Convert images between PNG, JPG, WebP and more

Change an image's format without sending it anywhere: HEIC, TIFF, SVG, AVIF and the usual suspects go in, and PNG, JPG or WebP comes out — decoded and re-encoded entirely in your browser.

Converting to PNG: Lossless format with full transparency — ideal for graphics, logos and screenshots.
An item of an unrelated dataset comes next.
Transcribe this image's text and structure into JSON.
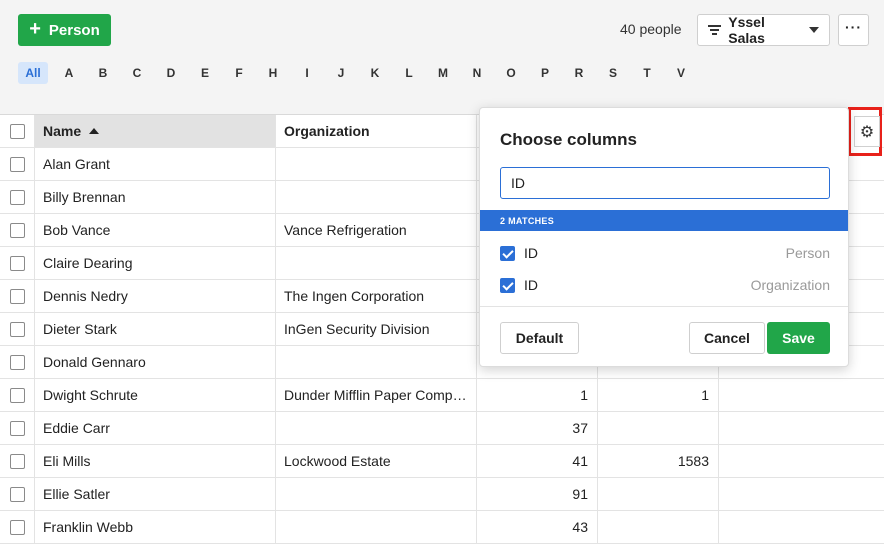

or drag & drop images here, or paste from your clipboard

PNG, JPG, WebP, AVIF, GIF, BMP, TIFF, HEIC, SVG

Your images are processed on your device and are not uploaded to PNGful.

How it works

  1. 1

    Add your images

    Drop files, use the picker, or paste from your clipboard. Mixed formats in one batch are fine — each file is decoded on your device.

  2. 2

    Choose the output format

    Pick PNG for lossless output with transparency, JPG for small photo files, or WebP for the best of both where it's supported.

  3. 3

    Adjust quality and background

    For lossy outputs, set the quality level. If you're converting a transparent image to JPG, choose the background color it will be flattened onto.

  4. 4

    Download

    Save converted files individually, or grab the whole batch as a single ZIP.

Common uses

  • Opening iPhone HEIC photos in apps that only accept JPG
  • Saving a WebP from a website as a PNG your editor understands
  • Turning an SVG logo into a PNG for a form that rejects vectors
  • Converting TIFF scans into smaller, shareable JPGs
  • Preparing PNG screenshots as JPGs to fit upload limits
  • Batch-converting a folder of mixed formats into one consistent format

What format conversion actually does

Converting an image means decoding it into raw pixels and re-encoding those pixels in a different container. The picture itself doesn't change — what changes is how it's stored: PNG keeps every pixel exactly (lossless), while JPG and WebP discard detail your eye is least likely to notice in exchange for much smaller files. For JPG and WebP output, a quality slider controls how aggressive that trade is; PNG has no quality setting because nothing is discarded.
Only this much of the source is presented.